Spraying my hands with an anti-bacterial cleaner in a customer reception today, reminded me of the need to focus on the hygiene factors in business. That is, in non-management talk, doing the basics well.
Turn your stock, collect your cash promptly, get great terms from your suppliers, speak to your customers regularly and be rigid about your cashflow, the number one killer of business.
There’s so much to think about right now, a veritable “eton mess” of an economy, a government struggling at the controls of the airliner as it heads for terra firma, the bankers, still living in their huge houses, worried about where the next multi-million pound bonus is going to come from.
Amongst all of this it’s easy to get distracted. Stay focussed on your hygiene factors, leave some room for some innovation and lead like crazy.

Sitting in a Holiday Inn in Cambridge tonight the question of transparent value crossed my mind. Let me explain. Have you ever flown a low-cost airline and thought how cheap a flight looked, until all the extras started getting added on, a booking fee, seat selection fee, taxes, priority queueing, then the ultimate insult of the extortionate luggage excess fees?
You feel cheated as if they’ve not been totally upfront with you. The problem is, quite often, that you have no choice but to fly that airline because they may be the only one on the route, so you put up with it.

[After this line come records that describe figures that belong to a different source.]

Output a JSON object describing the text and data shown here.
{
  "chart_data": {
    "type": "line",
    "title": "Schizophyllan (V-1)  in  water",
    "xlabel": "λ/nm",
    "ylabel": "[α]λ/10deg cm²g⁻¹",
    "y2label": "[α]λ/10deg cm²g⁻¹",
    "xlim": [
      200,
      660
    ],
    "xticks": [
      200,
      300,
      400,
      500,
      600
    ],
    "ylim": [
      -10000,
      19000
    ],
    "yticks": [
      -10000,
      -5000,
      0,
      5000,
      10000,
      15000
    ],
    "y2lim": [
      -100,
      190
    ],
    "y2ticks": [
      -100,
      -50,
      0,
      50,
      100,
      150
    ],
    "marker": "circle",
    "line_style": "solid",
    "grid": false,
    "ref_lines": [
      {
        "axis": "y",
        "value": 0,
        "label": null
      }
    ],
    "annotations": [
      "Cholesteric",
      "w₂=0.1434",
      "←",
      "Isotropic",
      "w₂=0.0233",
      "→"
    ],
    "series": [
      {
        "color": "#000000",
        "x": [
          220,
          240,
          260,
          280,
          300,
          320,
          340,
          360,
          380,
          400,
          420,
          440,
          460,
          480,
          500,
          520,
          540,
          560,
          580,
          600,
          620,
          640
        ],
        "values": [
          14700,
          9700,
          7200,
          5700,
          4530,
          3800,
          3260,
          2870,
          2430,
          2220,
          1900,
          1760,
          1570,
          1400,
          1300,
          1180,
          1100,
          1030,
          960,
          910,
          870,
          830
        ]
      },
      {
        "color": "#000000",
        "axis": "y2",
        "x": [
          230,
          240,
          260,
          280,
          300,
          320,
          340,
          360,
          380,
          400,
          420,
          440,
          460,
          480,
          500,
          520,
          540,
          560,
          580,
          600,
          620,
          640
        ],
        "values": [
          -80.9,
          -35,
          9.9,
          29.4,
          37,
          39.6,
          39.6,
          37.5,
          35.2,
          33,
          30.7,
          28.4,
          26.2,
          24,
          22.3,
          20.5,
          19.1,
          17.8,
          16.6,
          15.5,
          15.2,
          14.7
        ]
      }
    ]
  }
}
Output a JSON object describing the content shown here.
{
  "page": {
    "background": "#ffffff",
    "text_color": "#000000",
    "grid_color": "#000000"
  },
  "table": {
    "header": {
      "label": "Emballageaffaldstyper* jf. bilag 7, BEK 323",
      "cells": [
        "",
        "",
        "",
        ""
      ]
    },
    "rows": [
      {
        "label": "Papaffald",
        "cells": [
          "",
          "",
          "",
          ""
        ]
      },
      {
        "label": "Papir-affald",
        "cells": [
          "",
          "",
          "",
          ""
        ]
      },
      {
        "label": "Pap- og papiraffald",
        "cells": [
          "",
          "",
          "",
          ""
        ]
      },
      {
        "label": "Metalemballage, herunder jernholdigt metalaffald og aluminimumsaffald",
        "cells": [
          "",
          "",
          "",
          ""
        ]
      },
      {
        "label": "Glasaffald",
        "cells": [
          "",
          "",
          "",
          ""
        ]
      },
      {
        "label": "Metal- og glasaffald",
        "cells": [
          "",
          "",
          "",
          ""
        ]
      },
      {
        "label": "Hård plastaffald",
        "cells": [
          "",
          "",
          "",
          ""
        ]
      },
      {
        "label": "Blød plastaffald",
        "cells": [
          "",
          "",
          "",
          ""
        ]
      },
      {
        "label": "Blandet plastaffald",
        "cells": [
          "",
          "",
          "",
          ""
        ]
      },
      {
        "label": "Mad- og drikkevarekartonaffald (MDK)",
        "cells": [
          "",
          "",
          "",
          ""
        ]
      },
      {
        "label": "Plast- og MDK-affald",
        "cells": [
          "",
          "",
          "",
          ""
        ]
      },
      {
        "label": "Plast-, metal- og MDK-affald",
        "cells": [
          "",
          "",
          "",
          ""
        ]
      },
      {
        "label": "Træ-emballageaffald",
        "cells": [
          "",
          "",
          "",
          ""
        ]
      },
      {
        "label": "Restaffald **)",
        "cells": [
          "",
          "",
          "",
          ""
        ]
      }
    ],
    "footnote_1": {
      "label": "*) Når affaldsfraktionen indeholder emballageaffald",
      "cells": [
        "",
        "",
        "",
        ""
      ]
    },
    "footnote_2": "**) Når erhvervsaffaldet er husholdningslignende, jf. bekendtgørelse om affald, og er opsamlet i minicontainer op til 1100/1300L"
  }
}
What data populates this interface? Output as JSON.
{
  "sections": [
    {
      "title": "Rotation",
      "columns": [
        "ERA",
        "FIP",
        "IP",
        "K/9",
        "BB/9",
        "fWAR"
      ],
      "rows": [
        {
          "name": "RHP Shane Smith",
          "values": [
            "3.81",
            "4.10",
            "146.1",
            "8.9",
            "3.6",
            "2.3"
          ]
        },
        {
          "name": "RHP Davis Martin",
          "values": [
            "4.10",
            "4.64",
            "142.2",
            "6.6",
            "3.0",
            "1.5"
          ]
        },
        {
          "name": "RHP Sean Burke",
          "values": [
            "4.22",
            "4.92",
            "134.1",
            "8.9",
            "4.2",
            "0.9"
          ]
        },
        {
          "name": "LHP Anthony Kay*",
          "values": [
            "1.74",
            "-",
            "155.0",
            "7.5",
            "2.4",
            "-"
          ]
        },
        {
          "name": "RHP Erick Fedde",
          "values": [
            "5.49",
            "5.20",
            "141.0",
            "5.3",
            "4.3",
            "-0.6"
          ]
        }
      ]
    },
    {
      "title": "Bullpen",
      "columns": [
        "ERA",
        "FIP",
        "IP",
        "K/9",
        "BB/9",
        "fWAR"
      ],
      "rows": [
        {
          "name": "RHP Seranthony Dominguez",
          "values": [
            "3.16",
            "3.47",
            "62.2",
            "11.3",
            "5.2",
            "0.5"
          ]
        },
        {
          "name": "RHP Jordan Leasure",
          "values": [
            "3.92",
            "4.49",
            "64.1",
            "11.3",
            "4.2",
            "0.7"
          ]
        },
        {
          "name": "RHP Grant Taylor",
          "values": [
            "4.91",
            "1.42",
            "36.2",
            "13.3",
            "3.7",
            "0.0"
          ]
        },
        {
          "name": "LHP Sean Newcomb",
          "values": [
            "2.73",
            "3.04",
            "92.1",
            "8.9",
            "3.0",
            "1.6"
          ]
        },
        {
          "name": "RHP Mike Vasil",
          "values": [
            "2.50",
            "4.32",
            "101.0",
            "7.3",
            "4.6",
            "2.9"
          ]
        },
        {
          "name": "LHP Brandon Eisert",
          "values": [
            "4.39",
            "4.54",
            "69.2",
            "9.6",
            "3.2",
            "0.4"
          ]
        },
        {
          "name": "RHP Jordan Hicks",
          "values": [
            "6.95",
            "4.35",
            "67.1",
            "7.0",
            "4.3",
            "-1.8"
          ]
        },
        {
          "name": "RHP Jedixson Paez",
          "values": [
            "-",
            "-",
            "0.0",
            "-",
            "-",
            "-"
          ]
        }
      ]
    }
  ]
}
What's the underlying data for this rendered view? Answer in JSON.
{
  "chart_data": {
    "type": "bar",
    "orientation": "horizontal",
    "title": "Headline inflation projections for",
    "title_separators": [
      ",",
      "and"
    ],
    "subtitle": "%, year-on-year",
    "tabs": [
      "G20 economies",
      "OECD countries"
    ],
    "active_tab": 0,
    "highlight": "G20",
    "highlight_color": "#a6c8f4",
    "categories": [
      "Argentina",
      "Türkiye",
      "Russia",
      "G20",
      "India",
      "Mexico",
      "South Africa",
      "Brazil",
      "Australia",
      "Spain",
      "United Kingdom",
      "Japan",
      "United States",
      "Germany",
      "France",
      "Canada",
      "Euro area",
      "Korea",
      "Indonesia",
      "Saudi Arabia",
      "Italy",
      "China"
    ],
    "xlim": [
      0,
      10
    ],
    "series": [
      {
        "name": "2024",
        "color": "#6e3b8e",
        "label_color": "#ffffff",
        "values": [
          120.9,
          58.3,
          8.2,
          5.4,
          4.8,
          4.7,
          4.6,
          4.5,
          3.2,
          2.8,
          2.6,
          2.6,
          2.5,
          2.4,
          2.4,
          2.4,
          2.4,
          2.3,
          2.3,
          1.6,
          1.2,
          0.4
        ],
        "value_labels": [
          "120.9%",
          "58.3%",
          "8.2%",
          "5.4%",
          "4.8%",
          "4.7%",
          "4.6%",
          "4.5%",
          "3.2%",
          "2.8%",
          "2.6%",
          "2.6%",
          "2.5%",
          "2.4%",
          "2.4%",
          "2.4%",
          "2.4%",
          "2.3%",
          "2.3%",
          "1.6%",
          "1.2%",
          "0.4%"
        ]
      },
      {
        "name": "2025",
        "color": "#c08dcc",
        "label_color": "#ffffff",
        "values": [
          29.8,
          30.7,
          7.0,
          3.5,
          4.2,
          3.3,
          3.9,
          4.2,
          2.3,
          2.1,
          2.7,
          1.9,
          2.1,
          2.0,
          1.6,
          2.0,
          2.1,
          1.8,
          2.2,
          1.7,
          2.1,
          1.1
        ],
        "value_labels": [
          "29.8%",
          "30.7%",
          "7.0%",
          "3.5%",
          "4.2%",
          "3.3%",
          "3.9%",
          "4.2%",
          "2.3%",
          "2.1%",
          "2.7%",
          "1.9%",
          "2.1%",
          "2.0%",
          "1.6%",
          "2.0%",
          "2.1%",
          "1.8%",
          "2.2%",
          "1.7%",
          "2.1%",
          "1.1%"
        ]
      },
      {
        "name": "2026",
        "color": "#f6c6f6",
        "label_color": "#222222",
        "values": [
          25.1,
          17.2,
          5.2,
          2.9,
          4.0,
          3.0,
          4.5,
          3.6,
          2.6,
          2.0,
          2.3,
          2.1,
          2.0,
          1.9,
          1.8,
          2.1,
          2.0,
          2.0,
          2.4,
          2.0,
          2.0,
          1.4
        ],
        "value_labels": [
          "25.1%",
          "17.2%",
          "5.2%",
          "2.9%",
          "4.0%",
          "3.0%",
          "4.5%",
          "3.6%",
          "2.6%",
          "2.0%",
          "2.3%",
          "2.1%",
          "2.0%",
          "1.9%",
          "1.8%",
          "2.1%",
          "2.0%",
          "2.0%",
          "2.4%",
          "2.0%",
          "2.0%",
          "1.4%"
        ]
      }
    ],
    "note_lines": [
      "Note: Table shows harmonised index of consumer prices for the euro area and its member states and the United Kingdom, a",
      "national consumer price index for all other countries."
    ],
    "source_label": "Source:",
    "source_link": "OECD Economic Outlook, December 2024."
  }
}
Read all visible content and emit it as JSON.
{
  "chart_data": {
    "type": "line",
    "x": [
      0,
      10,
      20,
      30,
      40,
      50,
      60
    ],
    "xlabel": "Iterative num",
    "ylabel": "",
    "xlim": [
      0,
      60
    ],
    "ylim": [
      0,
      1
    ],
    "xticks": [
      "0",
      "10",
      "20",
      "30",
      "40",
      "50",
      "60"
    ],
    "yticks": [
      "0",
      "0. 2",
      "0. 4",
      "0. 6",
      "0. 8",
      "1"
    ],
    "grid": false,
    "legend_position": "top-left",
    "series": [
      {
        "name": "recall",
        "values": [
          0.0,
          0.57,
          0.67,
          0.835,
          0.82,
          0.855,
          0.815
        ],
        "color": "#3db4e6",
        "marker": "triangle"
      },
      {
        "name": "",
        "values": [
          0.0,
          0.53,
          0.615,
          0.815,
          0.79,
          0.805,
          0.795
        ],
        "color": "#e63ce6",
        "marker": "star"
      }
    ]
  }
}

At this hotel, I’m now logged into the supposed “high speed” internet. Priced at £15.00 for 24 hours, that’s the equivalent of £450 a month if you compared it to your broadband at home (around x30 more).
The speed is poor, I can’t watch BBC i-player later, my e-mail is slow to sync, even low bandwidth internet radio is struggling to keep up. What this ultimately means is that despite a comfortable room, I can’t work effectively and my expecations aren’t being met. My expectation for £15.00 a day (equivalent to my monthly broadband fee at home) is a killer connection speed.
It’s important that you in business, over deliver against customer expectation or alternatively don’t raise customer expecatation to a level that you can’t deliver. The old addage of under promise and over deliver still rings true. Pricing mechanisms/declared value are key levers in this highly uncertain time, if you possess value declare it and communicate it. Take time to understand what your customer is expecting for their money when they buy from you as if you shortchange them, your as good as saying farewell to them.